The Spiritual Creation of Software

4 minute read

Disclaimer: this cross-section of theology and software development will be weird to most people. Too bad, it’s my blog 😛.

Spiritual Creation

A scripture of the Church of Jesus Christ of Latter-Day Saints reads

For I, the Lord God, created all things, of which I have spoken, spiritually, before they were naturally upon the face of the earth.

Moses 3:5

That is, before God created things physically, there was some sort of spiritual creation. What exactly that was I don’t really know. But the takeaway is this: before anything visible happened, something intangible needed to happen first.

Software Creation

I’ve found a similar principle when making software: before coding, and even before concrete planning, there’s a type of “spiritual” creation that needs to occur. Without this first spiritual creation, the following stages of creation are fruitless and frustrating.

This spiritual creation is where my mind synthesizes the requirements, explores the implementation, and visualizes the outcomes. It happens best when I’m away from the computer, preferably outside getting some fresh air, doing some exercise.

During spiritual creation, I wonder about things like:

  • What is the end goal of what we need to accomplish?
  • What are the most important aspects of the project (and which are less important time wasters)?
  • What are related projects that might serve as inspiration?
  • What could the finished product look like?

This happens in my head, before talking to anyone else. The answers don’t come immediately. They sorta distill in my mind until they eventually form into concrete thoughts.

If I were to have a meeting with others to try to do this “spiritual creation” we wouldn’t write anything down. We’d just chat and explore.

What I’m calling “spiritual creation” isn’t coming up with a concrete plan. Spiritual creation happens before formal planning. Without this time of reflection, formal planning lacks direction and goes nowhere.

Spiritual creation isn’t just helpful at the start. It also helps once you’ve come to an impass (like some bug, or some difficult-to-implement feature). I often find when I step back (from the situation), and step away (from the computer), I have many “aha!” moments. I realize an easier way, or I realize a way that’s already been done, or I even realize this is a problem that doesn’t need to solved right now.

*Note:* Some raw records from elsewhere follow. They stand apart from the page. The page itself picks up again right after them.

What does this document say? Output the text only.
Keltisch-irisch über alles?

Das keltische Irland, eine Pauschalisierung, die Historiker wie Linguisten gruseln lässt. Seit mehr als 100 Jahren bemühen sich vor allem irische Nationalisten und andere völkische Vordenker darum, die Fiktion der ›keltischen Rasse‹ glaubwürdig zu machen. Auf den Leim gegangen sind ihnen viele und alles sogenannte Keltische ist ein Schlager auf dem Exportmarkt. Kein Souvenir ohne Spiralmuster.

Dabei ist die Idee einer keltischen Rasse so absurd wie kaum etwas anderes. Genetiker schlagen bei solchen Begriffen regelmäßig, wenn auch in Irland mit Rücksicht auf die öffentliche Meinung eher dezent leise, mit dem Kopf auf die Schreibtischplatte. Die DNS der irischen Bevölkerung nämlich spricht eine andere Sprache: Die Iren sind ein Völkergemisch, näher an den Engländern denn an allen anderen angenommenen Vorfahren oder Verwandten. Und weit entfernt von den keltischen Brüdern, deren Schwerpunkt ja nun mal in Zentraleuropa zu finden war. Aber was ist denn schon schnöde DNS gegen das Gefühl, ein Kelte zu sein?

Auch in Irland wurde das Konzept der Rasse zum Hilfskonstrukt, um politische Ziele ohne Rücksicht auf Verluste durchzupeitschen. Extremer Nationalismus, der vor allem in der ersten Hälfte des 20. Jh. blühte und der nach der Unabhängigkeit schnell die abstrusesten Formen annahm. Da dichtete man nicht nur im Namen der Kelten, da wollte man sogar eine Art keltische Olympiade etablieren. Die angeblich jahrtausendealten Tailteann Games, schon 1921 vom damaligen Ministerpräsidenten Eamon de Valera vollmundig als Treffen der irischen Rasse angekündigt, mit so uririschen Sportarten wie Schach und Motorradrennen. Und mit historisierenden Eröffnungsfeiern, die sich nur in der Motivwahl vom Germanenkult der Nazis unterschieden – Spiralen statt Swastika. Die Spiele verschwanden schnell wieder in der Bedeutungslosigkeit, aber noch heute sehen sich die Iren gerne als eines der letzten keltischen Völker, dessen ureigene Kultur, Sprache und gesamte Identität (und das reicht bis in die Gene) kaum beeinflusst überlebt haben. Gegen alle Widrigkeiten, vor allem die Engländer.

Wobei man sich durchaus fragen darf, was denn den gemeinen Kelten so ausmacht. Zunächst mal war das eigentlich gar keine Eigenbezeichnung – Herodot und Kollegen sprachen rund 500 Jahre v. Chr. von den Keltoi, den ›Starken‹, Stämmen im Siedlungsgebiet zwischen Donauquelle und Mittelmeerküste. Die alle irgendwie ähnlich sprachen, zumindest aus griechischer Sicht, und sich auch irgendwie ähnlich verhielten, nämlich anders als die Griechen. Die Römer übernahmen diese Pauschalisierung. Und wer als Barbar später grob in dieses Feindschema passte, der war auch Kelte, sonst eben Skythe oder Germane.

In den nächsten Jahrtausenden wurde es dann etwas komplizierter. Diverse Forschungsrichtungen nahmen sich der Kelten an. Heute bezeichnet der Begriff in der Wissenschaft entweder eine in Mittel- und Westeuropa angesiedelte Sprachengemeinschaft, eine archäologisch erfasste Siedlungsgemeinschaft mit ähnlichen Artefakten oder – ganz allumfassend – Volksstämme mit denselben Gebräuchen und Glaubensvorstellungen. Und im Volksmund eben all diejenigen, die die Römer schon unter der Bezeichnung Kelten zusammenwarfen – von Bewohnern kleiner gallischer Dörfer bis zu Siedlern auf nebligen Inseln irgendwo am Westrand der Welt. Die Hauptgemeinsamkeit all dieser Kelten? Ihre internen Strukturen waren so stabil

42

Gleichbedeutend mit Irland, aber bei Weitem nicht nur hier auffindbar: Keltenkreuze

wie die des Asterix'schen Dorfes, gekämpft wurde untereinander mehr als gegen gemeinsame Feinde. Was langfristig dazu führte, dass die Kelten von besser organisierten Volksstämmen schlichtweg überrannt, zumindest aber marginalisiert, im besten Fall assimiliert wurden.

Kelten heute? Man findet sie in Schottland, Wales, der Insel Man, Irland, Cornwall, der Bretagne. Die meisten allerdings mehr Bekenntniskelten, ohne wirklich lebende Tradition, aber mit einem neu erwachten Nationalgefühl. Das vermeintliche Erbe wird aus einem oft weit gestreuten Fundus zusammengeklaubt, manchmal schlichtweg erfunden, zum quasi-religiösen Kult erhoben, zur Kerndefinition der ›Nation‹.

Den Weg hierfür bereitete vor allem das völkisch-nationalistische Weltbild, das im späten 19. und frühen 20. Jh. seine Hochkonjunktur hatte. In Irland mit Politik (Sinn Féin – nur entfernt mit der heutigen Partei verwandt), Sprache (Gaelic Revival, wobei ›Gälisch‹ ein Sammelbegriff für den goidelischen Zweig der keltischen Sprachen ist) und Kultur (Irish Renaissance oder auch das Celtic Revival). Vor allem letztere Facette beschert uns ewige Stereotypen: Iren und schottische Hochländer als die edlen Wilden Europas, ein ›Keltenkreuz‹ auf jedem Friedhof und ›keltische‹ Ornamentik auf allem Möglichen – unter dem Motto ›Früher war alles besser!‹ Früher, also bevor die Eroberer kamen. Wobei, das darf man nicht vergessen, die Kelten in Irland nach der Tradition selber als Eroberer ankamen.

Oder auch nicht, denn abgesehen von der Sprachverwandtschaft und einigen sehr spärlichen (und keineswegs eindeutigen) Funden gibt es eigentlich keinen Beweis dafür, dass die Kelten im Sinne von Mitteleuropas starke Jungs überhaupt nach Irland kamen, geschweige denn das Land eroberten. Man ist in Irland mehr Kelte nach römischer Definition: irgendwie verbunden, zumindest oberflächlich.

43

The Effects of Spiritual Creation

Before productive planning or coding, there must be unhurried spiritual creation. Here are some of the symptoms that it’s lacking:

  • Staring off into space with a blank mind, not sure what to do next and sometimes not even sure what the problem is
  • digressing for hours into unimportant details of a project
  • hacking and trying everything to fix a bug without much of an idea what you’re doing
  • unproductive scouring of the internet to find a solution

Basically, when spiritual creation is lacking, focus will also be lacking. You get inundated with other information and other ideas that you don’t have a chance to really think about what information applies to you and what ideas you have about it.

In contrast, these are the effects of having done the spiritual creation:

  • A clear idea and goal for what you want to accomplish right now
  • An understanding that what you’re doing right now is the most important thing right now, everything else are distractions
  • A clear idea for how something should be accomplished
  • Plans form naturally and smoothly

Who Pays for Spiritual Creation?

Here’s the big catch: it happens off the clock. It doesn’t happen at work or under a pressing deadline. A pressing deadline activates the “fight or flight” part of your brain that turns off basically everything else. This careful consideration can’t happen like that.

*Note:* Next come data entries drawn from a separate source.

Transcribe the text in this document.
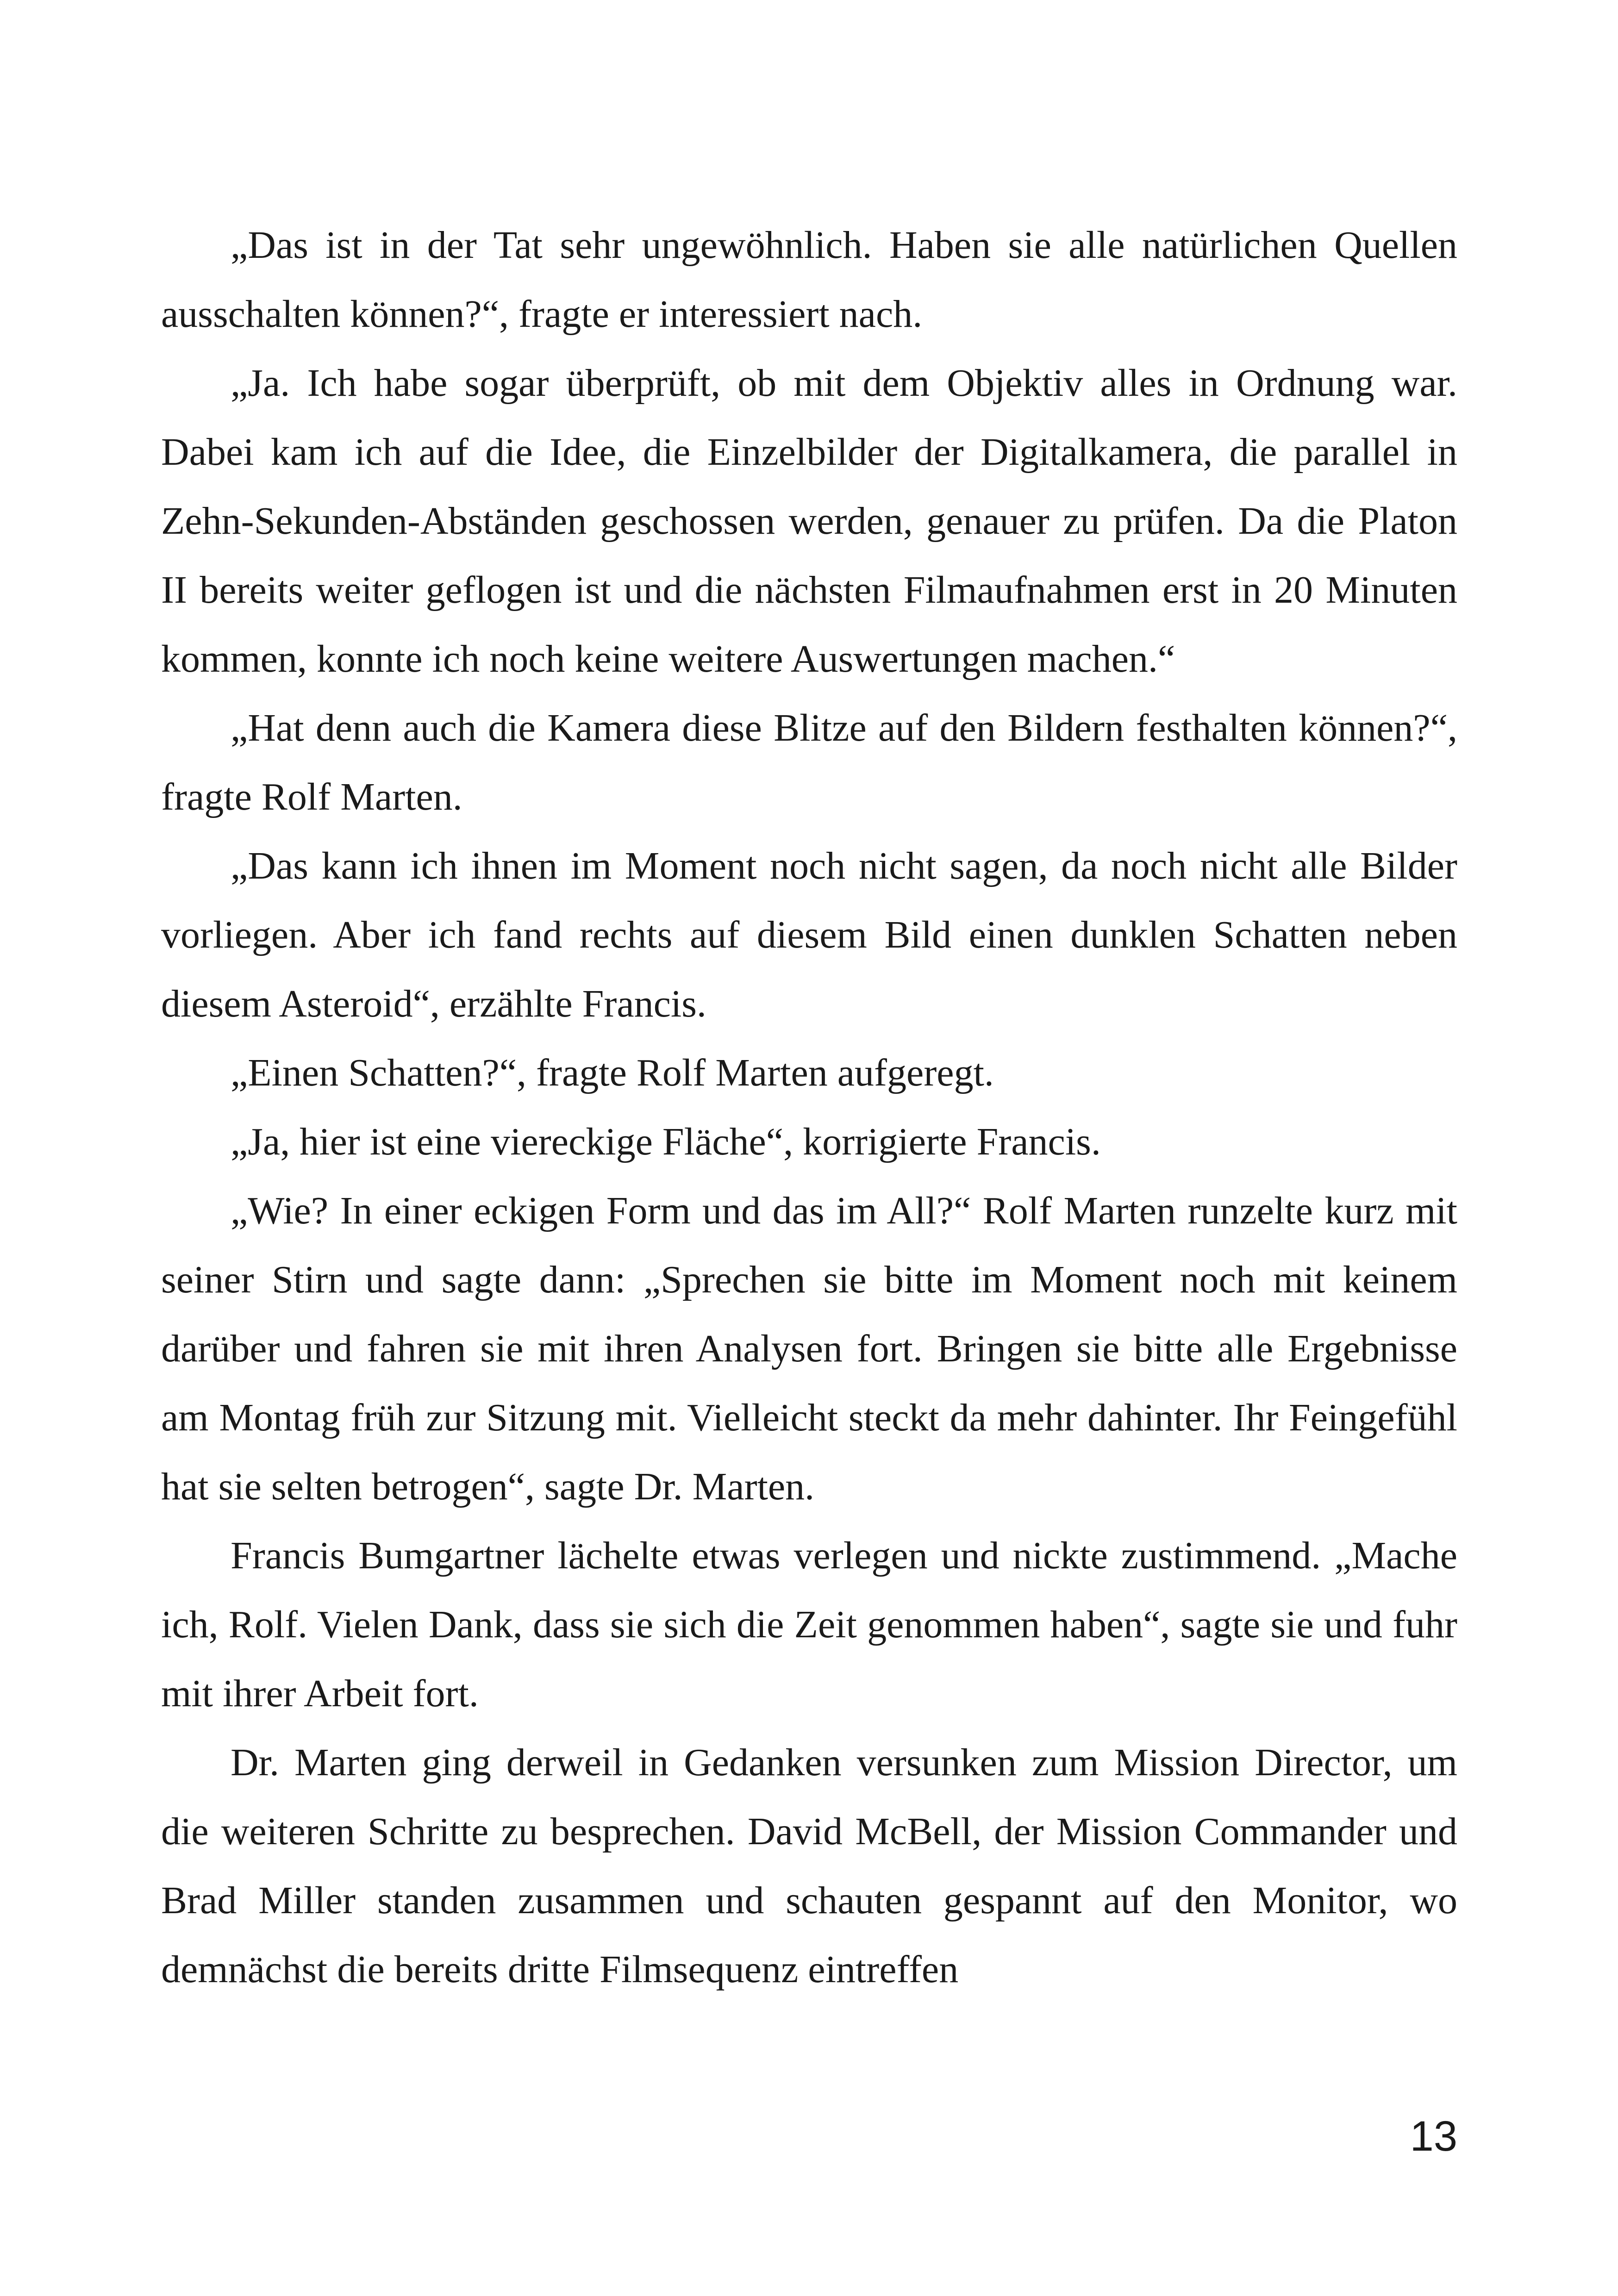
„Das ist in der Tat sehr ungewöhnlich. Haben sie alle natürlichen Quellen ausschalten können?“, fragte er interessiert nach.

„Ja. Ich habe sogar überprüft, ob mit dem Objektiv alles in Ordnung war. Dabei kam ich auf die Idee, die Einzelbilder der Digitalkamera, die parallel in Zehn-Sekunden-Abständen geschossen werden, genauer zu prüfen. Da die Platon II bereits weiter geflogen ist und die nächsten Filmaufnahmen erst in 20 Minuten kommen, konnte ich noch keine weitere Auswertungen machen.“

„Hat denn auch die Kamera diese Blitze auf den Bildern festhalten können?“, fragte Rolf Marten.

„Das kann ich ihnen im Moment noch nicht sagen, da noch nicht alle Bilder vorliegen. Aber ich fand rechts auf diesem Bild einen dunklen Schatten neben diesem Asteroid“, erzählte Francis.

„Einen Schatten?“, fragte Rolf Marten aufgeregt.

„Ja, hier ist eine viereckige Fläche“, korrigierte Francis.

„Wie? In einer eckigen Form und das im All?“ Rolf Marten runzelte kurz mit seiner Stirn und sagte dann: „Sprechen sie bitte im Moment noch mit keinem darüber und fahren sie mit ihren Analysen fort. Bringen sie bitte alle Ergebnisse am Montag früh zur Sitzung mit. Vielleicht steckt da mehr dahinter. Ihr Feingefühl hat sie selten betrogen“, sagte Dr. Marten.

Francis Bumgartner lächelte etwas verlegen und nickte zustimmend. „Mache ich, Rolf. Vielen Dank, dass sie sich die Zeit genommen haben“, sagte sie und fuhr mit ihrer Arbeit fort.

Dr. Marten ging derweil in Gedanken versunken zum Mission Director, um die weiteren Schritte zu besprechen. David McBell, der Mission Commander und Brad Miller standen zusammen und schauten gespannt auf den Monitor, wo demnächst die bereits dritte Filmsequenz eintreffen

13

There’s a story from my college days, where the author was working at a big software company, sitting in his office, pondering on a problem, when his manager barges in.

“Stu, what are you doing?!”

“Oh. I’m thinking.”

“I don’t pay you to think, I pay you to code!”

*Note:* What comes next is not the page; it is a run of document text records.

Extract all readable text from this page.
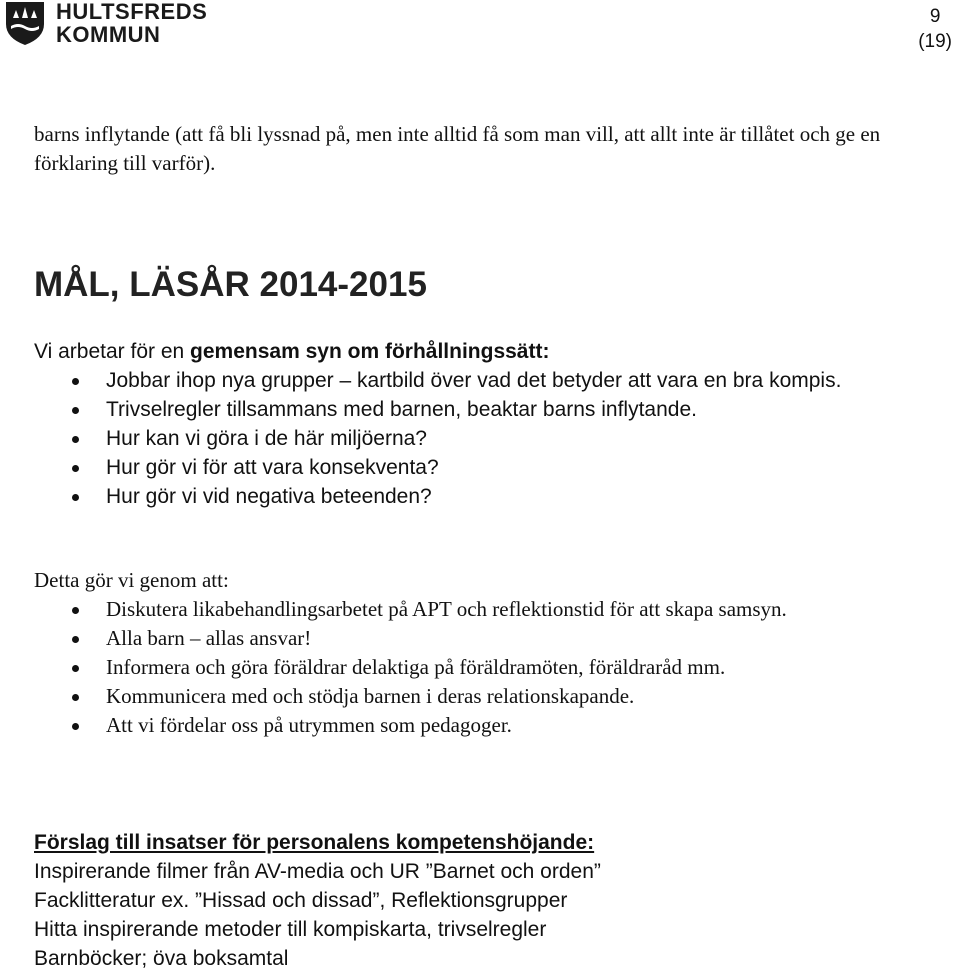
HULTSFREDS
KOMMUN
9
(19)

barns inflytande (att få bli lyssnad på, men inte alltid få som man vill, att allt inte är tillåtet och ge en förklaring till varför).

MÅL, LÄSÅR 2014-2015

Vi arbetar för en gemensam syn om förhållningssätt:

Jobbar ihop nya grupper – kartbild över vad det betyder att vara en bra kompis.
Trivselregler tillsammans med barnen, beaktar barns inflytande.
Hur kan vi göra i de här miljöerna?
Hur gör vi för att vara konsekventa?
Hur gör vi vid negativa beteenden?

Detta gör vi genom att:

Diskutera likabehandlingsarbetet på APT och reflektionstid för att skapa samsyn.
Alla barn – allas ansvar!
Informera och göra föräldrar delaktiga på föräldramöten, föräldraråd mm.
Kommunicera med och stödja barnen i deras relationskapande.
Att vi fördelar oss på utrymmen som pedagoger.
Förslag till insatser för personalens kompetenshöjande:
Inspirerande filmer från AV-media och UR ”Barnet och orden”
Facklitteratur ex. ”Hissad och dissad”, Reflektionsgrupper
Hitta inspirerande metoder till kompiskarta, trivselregler
Barnböcker; öva boksamtal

The author was spiritually creating and reflecting, but this boss wanted to skip that and go straight to its outcome: well-planned, well-executes code.

I find spiritual creation happens best:

  • On a jog, pruning trees or getting some other exercise
  • Chatting with a friend
  • Having time to just learn stuff generally

Usually, these aren’t activities employers pay for. And as a result, they often don’t get them. Instead, when employees are off the clock doing those things, they’re thinking about anything but work. And so the spiritual creation doesn’t happen.

One of my professors at school celebrated what you do in your spare time. This is where the revolutionary ideas materialize. Instead of looking for a “10x” developer who could optimize something, he wanted a regular developer who could see the bigger issue and fix the underlying problem.

The most valuable thing an employee can give their employer is their thoughts during these moments for spiritual creation. The most discouraging thing an employer can do is to devalue or skip the time for their employees to spiritually create.

Usually, employers want to have all the ideas and plans themselves, and have employees just implement them— replace their thinking humans with cogs who do as instructed.

Should employers pay for employees to exercise, socialize, and learn about whatever they want? If they value the step of spiritual creation, absolutely.

Summing Up

So, I think before effective coding, and even before effective planning, there must first be unhurried, time to reflect: what I’m calling “spiritual creation.”

What do you think? I’d like to hear others’ thoughts.

2 thoughts on “The Spiritual Creation of Software

    1. Thanks! I bet there’s a less ecclesiastical term for this in the industry, but it’s a principle I’m learning and haven’t found so explicitly highlighted elsewhere.